- Born: December 24, 1927
- Died: February 19, 2025 (aged 97)
- Education: University of Florida
- Known for: His research in herpetology
- Scientific career
- Fields: Biology
- Workplaces: University of Maryland, College Park
- Thesis: On the relationships of the salamanders of the genus Plethodon (1956)
- Doctoral students: Stephen Blair Hedges

= Richard Highton =

American zoologist (1927–2025)

Richard Highton (December 24, 1927 – February 19, 2025) was an American herpetologist, an expert on the biological classification of woodland salamanders.

==Background==
Highton was born in Chicago. His father encouraged his son to have an interest in herpetology. In 1950 he was awarded a bachelor's degree in biology, mathematics and sociology from New York University, with his studies interrupted by military service. He received his master's degree and Doctorate in Philosophy from the University of Florida.

In 1950 he married Anne Adams and they had four children together. Highton died on February 19, 2025, at the age of 97.

==Career==
A field visit to the southern Appalachians mountains in 1948 with Carl Gans was the start of his work on salamanders.
In 1956 he joined the Zoology Department University of Maryland College Park, with emphasis on genetics and was Professor Emeritus in Biology. On his retirement in 1998, his collection of approximately 140,000 salamander specimens was donated to the Smithsonian Institution.

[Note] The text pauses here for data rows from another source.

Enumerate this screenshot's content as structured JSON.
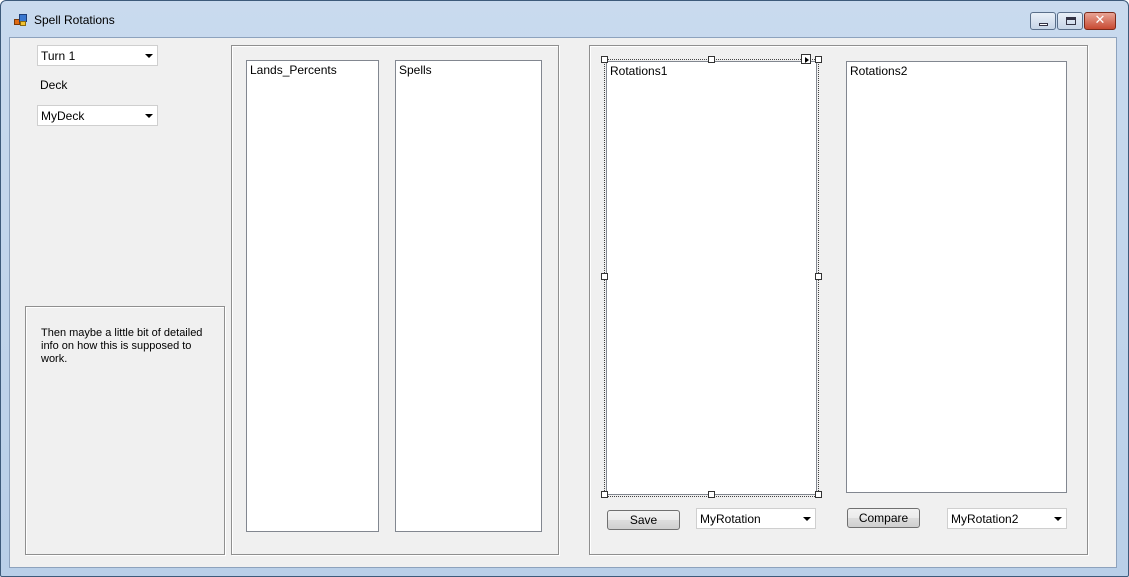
{
  "window": {
    "title": "Spell Rotations"
  },
  "left_panel": {
    "turn_select": {
      "value": "Turn 1"
    },
    "deck_label": "Deck",
    "deck_select": {
      "value": "MyDeck"
    },
    "info_text": "Then maybe a little bit of detailed info on how this is supposed to work."
  },
  "middle_panel": {
    "lists": [
      {
        "items": [
          "Lands_Percents"
        ]
      },
      {
        "items": [
          "Spells"
        ]
      }
    ]
  },
  "right_panel": {
    "rotations1": {
      "items": [
        "Rotations1"
      ]
    },
    "rotations2": {
      "items": [
        "Rotations2"
      ]
    },
    "save_label": "Save",
    "rotation_select": {
      "value": "MyRotation"
    },
    "compare_label": "Compare",
    "rotation2_select": {
      "value": "MyRotation2"
    }
  },
  "icons": {
    "app": "app-icon",
    "minimize": "minimize-icon",
    "maximize": "maximize-icon",
    "close": "close-icon",
    "dropdown": "chevron-down-icon"
  },
  "colors": {
    "titlebar": "#c9daee",
    "client_bg": "#f0f0f0",
    "close_button": "#c84a32"
  }
}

Since 1999 he has been a member of the Committee on Standard and English Scientific Names for North American Amphibians and Reptiles. He is the author or co-author of over 90 scientific publications.

==Honours and awards==
He was president of the American Society of Ichthyologists and Herpetologists in 1976 and President of the University of the Maryland Chapter of Sigma Xi from 1979 to 1980.
The intestinal parasite of salamanders Isospora hightoni was named in his honour.